A la question fermée de Babacar Fall de la Rfm de savoir si, ‘‘oui ou non’’, il serait candidat à la Présidentielle de 2024, Macky Sall s’est fait péremptoire dans son indécision. ‘‘Ce ne sera ni oui ni non. A pareil moment, l’an passé, vous m’aviez posé la même question, et même bien avant que j’aille en campagne. Quelle que soit ma réponse, le débat ne va pas s’estomper. Ça intéresse certains peut-être, mais je suis dans la conviction qu’on m’a confié un mandat pour lequel je dois travailler avec des collaborateurs que j’ai choisis’’, s’est défendu Macky Sall.

Devant la perplexité de ses quatre intervieweurs, le chef de l’Etat sénégalais d’essayer un argument moral. ‘‘Serigne Cheikh Mbacké Gaindé Fatma avait l’habitude de dire : ‘Ne jamais perdre son temps sur ce qui est révolu et se consacrer sur l’action présente. Quant au futur, se garder de toute appréciation, car c’est le domaine de Dieu.’’’

C’en est trop pour le journaliste qui relance que l’ambiguïté persiste toujours. ‘‘Si ça laisse dubitatif, c’est que c’est la personne qui a des problèmes elle-même. Je remplis le mandat dont je suis le dépositaire. Si je dis que je ne serai pas candidat, vous savez que personne, dans mon gouvernement, n’aura le cœur à travailler. Personne ! Qu’on le dise ou pas. Ils ne travailleront plus les cinq années pour lesquelles j’ai été réélu. Quel est l’intérêt d’une telle déclaration, dans ce cas ? A contrario, si je déclare ma candidature, la polémique enflera, les marches de protestation aussi. Il n’est pas encore l’heure pour ce débat’’, a insisté le président Macky Sall.
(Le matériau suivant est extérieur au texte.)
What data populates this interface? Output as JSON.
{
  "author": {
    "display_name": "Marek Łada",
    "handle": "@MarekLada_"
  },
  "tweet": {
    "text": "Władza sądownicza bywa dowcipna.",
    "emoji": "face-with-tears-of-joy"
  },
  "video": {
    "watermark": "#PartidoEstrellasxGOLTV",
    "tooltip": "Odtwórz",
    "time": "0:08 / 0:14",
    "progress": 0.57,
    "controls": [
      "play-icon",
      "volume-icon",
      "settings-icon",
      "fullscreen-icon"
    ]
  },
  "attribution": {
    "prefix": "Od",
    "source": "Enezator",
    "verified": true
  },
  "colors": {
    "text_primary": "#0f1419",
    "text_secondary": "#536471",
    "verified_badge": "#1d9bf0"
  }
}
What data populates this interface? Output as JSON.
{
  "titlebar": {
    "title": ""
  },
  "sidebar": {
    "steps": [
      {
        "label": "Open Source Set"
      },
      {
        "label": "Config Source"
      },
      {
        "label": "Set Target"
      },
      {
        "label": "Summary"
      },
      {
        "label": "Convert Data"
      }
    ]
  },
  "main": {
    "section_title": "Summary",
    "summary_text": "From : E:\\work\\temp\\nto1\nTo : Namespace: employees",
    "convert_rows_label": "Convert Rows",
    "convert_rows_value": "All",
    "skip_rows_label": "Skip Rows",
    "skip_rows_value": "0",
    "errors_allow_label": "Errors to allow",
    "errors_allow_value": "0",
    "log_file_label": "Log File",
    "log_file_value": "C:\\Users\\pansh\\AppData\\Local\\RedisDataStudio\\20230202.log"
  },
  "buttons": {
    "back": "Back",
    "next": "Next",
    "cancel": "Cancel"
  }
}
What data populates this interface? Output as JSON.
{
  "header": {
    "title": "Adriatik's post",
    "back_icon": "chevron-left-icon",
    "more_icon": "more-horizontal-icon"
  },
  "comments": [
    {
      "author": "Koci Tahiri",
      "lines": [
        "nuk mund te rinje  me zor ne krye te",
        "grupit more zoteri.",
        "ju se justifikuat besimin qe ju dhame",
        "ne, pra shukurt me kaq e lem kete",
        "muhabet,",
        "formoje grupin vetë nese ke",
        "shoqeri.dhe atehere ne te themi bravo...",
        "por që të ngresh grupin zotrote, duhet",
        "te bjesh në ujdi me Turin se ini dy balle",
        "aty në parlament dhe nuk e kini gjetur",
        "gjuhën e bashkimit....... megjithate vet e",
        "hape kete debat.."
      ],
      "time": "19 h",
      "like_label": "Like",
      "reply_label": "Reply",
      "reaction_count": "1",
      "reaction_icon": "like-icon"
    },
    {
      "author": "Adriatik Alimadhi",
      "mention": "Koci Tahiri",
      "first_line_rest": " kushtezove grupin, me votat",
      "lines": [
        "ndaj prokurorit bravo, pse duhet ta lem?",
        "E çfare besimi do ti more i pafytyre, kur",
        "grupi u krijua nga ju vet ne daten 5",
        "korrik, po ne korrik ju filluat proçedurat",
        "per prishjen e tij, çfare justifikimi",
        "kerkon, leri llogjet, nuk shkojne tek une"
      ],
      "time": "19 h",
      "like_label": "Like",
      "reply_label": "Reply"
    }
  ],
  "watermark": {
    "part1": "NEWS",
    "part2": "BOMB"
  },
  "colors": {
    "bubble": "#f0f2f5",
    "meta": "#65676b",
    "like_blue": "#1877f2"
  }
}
Moussa Diaw : ‘‘Ce n’est pas une bonne excuse’’

Pour le professeur Moussa Diaw, enseignant-chercheur à l’université Gaston Berger de Saint-Louis, les explications bancales consolident, légitiment la partie de l’opinion qui pense qu’un troisième mandat de Macky n’est pas à exclure. ‘‘Ça va renforcer la suspicion. Il a même dit que ça allait être la pagaille, des tiraillements, des gens qui ne travailleront plus dans son parti, s’il s’exprimait clairement sur ce sujet. Ce n’est pas un argument solide, ce n’est pas une bonne excuse. On est en démocratie, il doit y avoir une transparence et on doit se soumettre au texte constitutionnel. S’il avait dit qu’il respecterait la Constitution, il n’y aurait pas de problèmes. Ça laisse place à différentes interprétations sur sa détermination, sa volonté et son véritable état d’esprit’’, interprète l’universitaire spécialisé en sciences politiques.

Moussa Diaw s’inquiète d’autant plus que les homologues ivoirien et guinéen de Macky Sall sont dans une logique qui, si elle réussit, pourrait faire tache d’huile au Sénégal. ‘‘Nous sommes également dans un environnement régional marqué par cette velléité de troisième mandat, que ce soit en Guinée ou en Côte d’Ivoire. Du moment que le leader politique ne veut pas se prononcer, le Sénégal n’en est pas exempt’’.

Pas plus tard que le lundi 31 décembre 2018, après son adresse de Nouvel an, Macky Sall avait déclaré, devant des journalistes sénégalais qui lui avaient posé la question sur son intention de s’en limiter à deux mandats, en cas de réélection à la Présidentielle de février 2019 : ‘‘C’est moi qui ai écrit la Constitution. Quand on a ramené le mandat de 7 à 5 ans, j’ai dit que le mandat est renouvelable une fois. J’y ai rajouté une clause qui stipule que nul ne peut faire plus de mandats consécutifs (...) Une fois réélu, je fais un deuxième mandat de 5 ans. Cela fera 7 plus 5 (…). Il faudra partir (…). C’est ça l’option fondamentale (…)’’, avait-il déclaré, marquant même son étonnement de voir prospérer de telles interrogations.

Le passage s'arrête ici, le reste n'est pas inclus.